彼らは先月から大規模動員を開始している。総兵員数、およそ四十万というのが密偵の送った数字だ。もちろん、実働部隊はその兵員数のうちの半分もないだろうが、それであっても二十万ときた。
こちらは王国全土から掻き集め、諸侯連合軍まで集めて派兵しても、その半分にもならないだろう。

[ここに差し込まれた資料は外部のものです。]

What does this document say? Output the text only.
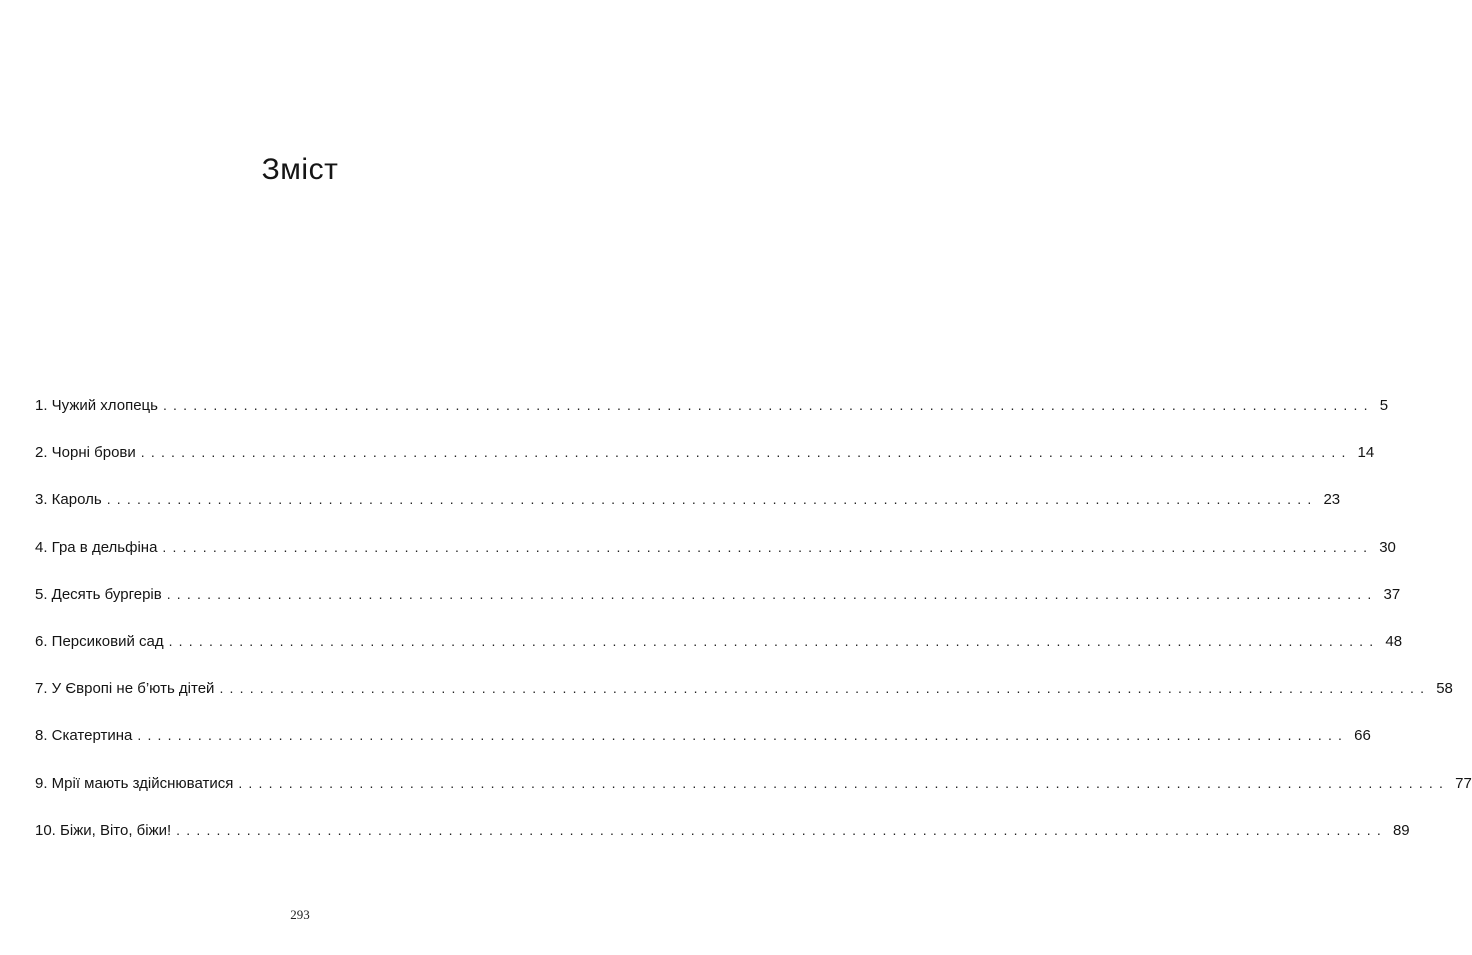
Зміст
1. Чужий хлопець ........................................................................................................................ 5
2. Чорні брови ........................................................................................................................ 14
3. Кароль ........................................................................................................................ 23
4. Гра в дельфіна ........................................................................................................................ 30
5. Десять бургерів ........................................................................................................................ 37
6. Персиковий сад ........................................................................................................................ 48
7. У Європі не б’ють дітей ........................................................................................................................ 58
8. Скатертина ........................................................................................................................ 66
9. Мрії мають здійснюватися ........................................................................................................................ 77
10. Біжи, Віто, біжи! ........................................................................................................................ 89
293
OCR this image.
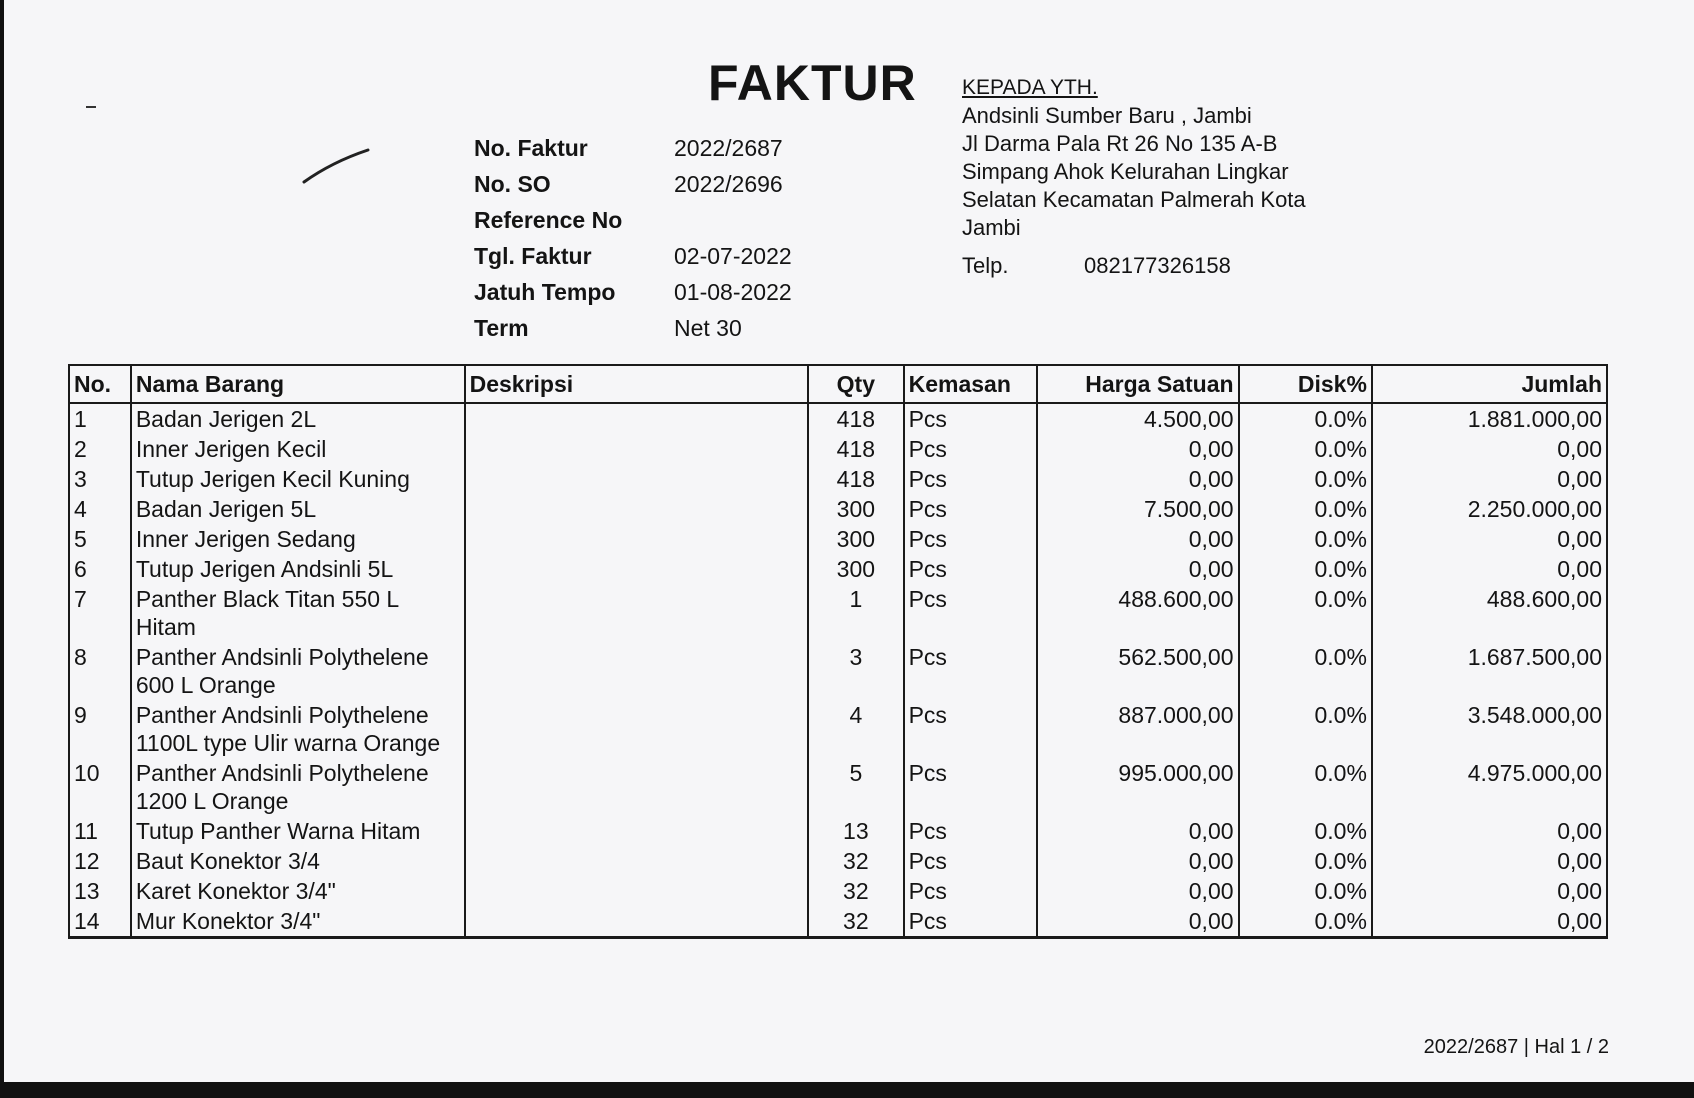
FAKTUR
No. Faktur	2022/2687
No. SO	2022/2696
Reference No
Tgl. Faktur	02-07-2022
Jatuh Tempo	01-08-2022
Term	Net 30
KEPADA YTH.
Andsinli Sumber Baru , Jambi
Jl Darma Pala Rt 26 No 135 A-B
Simpang Ahok Kelurahan Lingkar
Selatan Kecamatan Palmerah Kota
Jambi
Telp.	082177326158
No.	Nama Barang	Deskripsi	Qty	Kemasan	Harga Satuan	Disk%	Jumlah
1	Badan Jerigen 2L		418	Pcs	4.500,00	0.0%	1.881.000,00
2	Inner Jerigen Kecil		418	Pcs	0,00	0.0%	0,00
3	Tutup Jerigen Kecil Kuning		418	Pcs	0,00	0.0%	0,00
4	Badan Jerigen 5L		300	Pcs	7.500,00	0.0%	2.250.000,00
5	Inner Jerigen Sedang		300	Pcs	0,00	0.0%	0,00
6	Tutup Jerigen Andsinli 5L		300	Pcs	0,00	0.0%	0,00
7	Panther Black Titan 550 L Hitam		1	Pcs	488.600,00	0.0%	488.600,00
8	Panther Andsinli Polythelene 600 L Orange		3	Pcs	562.500,00	0.0%	1.687.500,00
9	Panther Andsinli Polythelene 1100L type Ulir warna Orange		4	Pcs	887.000,00	0.0%	3.548.000,00
10	Panther Andsinli Polythelene 1200 L Orange		5	Pcs	995.000,00	0.0%	4.975.000,00
11	Tutup Panther Warna Hitam		13	Pcs	0,00	0.0%	0,00
12	Baut Konektor 3/4		32	Pcs	0,00	0.0%	0,00
13	Karet Konektor 3/4"		32	Pcs	0,00	0.0%	0,00
14	Mur Konektor 3/4"		32	Pcs	0,00	0.0%	0,00
2022/2687 | Hal 1 / 2
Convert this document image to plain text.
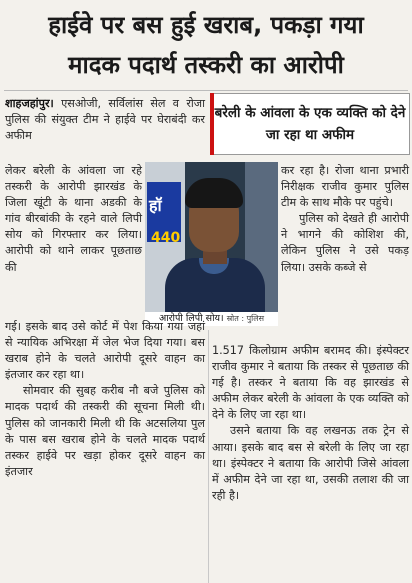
हाईवे पर बस हुई खराब, पकड़ा गया
मादक पदार्थ तस्करी का आरोपी

शाहजहांपुर। एसओजी, सर्विलांस सेल व रोजा पुलिस की संयुक्त टीम ने हाईवे पर घेराबंदी कर अफीम

बरेली के आंवला के एक व्यक्ति को देने जा रहा था अफीम

लेकर बरेली के आंवला जा रहे तस्करी के आरोपी झारखंड के जिला खूंटी के थाना अडकी के गांव बीरबांकी के रहने वाले लिपी सोय को गिरफ्तार कर लिया। आरोपी को थाने लाकर पूछताछ की

हॉ
440
आरोपी लिपी सोय। स्रोत : पुलिस

कर रहा है। रोजा थाना प्रभारी निरीक्षक राजीव कुमार पुलिस टीम के साथ मौके पर पहुंचे।

पुलिस को देखते ही आरोपी ने भागने की कोशिश की, लेकिन पुलिस ने उसे पकड़ लिया। उसके कब्जे से

गई। इसके बाद उसे कोर्ट में पेश किया गया जहां से न्यायिक अभिरक्षा में जेल भेज दिया गया। बस खराब होने के चलते आरोपी दूसरे वाहन का इंतजार कर रहा था।

सोमवार की सुबह करीब नौ बजे पुलिस को मादक पदार्थ की तस्करी की सूचना मिली थी। पुलिस को जानकारी मिली थी कि अटसलिया पुल के पास बस खराब होने के चलते मादक पदार्थ तस्कर हाईवे पर खड़ा होकर दूसरे वाहन का इंतजार

1.517 किलोग्राम अफीम बरामद की। इंस्पेक्टर राजीव कुमार ने बताया कि तस्कर से पूछताछ की गई है। तस्कर ने बताया कि वह झारखंड से अफीम लेकर बरेली के आंवला के एक व्यक्ति को देने के लिए जा रहा था।

उसने बताया कि वह लखनऊ तक ट्रेन से आया। इसके बाद बस से बरेली के लिए जा रहा था। इंस्पेक्टर ने बताया कि आरोपी जिसे आंवला में अफीम देने जा रहा था, उसकी तलाश की जा रही है।
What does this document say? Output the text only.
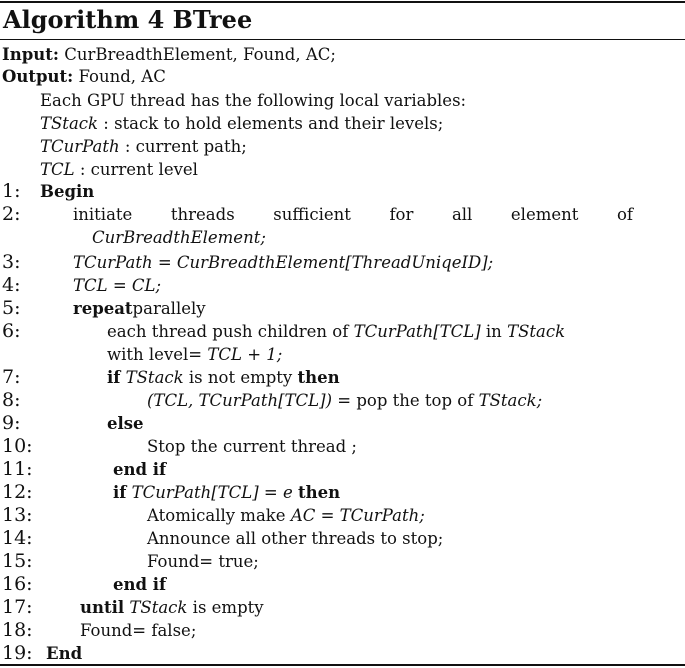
Algorithm 4 BTree
Input: CurBreadthElement, Found, AC;
Output: Found, AC
Each GPU thread has the following local variables:
TStack : stack to hold elements and their levels;
TCurPath : current path;
TCL : current level
1:
2:
3:
4:
5:
6:
7:
8:
9:
10:
11:
12:
13:
14:
15:
16:
17:
18:
19:
Begin
initiate threads sufficient for all element of
CurBreadthElement;
TCurPath = CurBreadthElement[ThreadUniqeID];
TCL = CL;
repeatparallely
each thread push children of TCurPath[TCL] in TStack
with level= TCL + 1;
if TStack is not empty then
(TCL, TCurPath[TCL]) = pop the top of TStack;
else
Stop the current thread ;
end if
if TCurPath[TCL] = e then
Atomically make AC = TCurPath;
Announce all other threads to stop;
Found= true;
end if
until TStack is empty
Found= false;
End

「………二十万の軍勢に、十万足らずで勝てるものなのか?」
軍事に疎い自分が考えたところで意味はないとニルベーヌもよく分かっている。
自分の本分は国王の補佐であって、議会連中を腐らせずに仕事をさせ、叱咤することだ。
無理のない官僚機構への移行も徐々に進み、これからだというのに。
「内部には《澱み》の浸透と諸侯たちの対立に、種族間の領土問題、そしてここに来てルールーからの警告か……なんなのだ、私に問題を振れば万事解決するとでも思っているのか」
手駒は多けれど足りず、金はそもそも底をさらっている状態で、いったいなにが出来る。
底をさらって出てきた金で問題に対処するにしても、それには金の使い方をよく知っている人物が要る。この人材というのは曲者で、いつの時代でも人件費というものは財政を逼迫する要因なのだ。
それを解決するのが諸々の税なのだが、その税をかけるにしても権力を中央に集めなければ意味がない。
しかし、それをやろうとすると起きるのは貴族との対立であり、おそらくそれをやってしまったのが隣の《リンド連合》なのだろう。特権階級を一掃し、寡頭制による政治を行うことにより衆愚政治を避け、民衆を扇動し正しく国を導いていく。
緩やかな改革よりも、血で彩られていようとも革命であれば、たかが数年で国家を変革することができる。
そしてそれを、今や我々の隣国である《リンド連合》を率いる転生者はやった。やってしまった。やり遂げてしまったのだ。
知識だけの転生者ではなく、能力も兼ね備えた転生者が自分の国家を持とうとしている中、ベルツァール王国は停滞を続けている。
「………あのドワーフ、コウと言ったな。あいつを、王都に呼び出す必要があるかもしれんな」
この時、あいつなら格安ですむだろう、とニルベーヌは確信していた。
国家という奴はどうしても、今ある資源をいかにして最大利益に転換するかにかかっているのだ。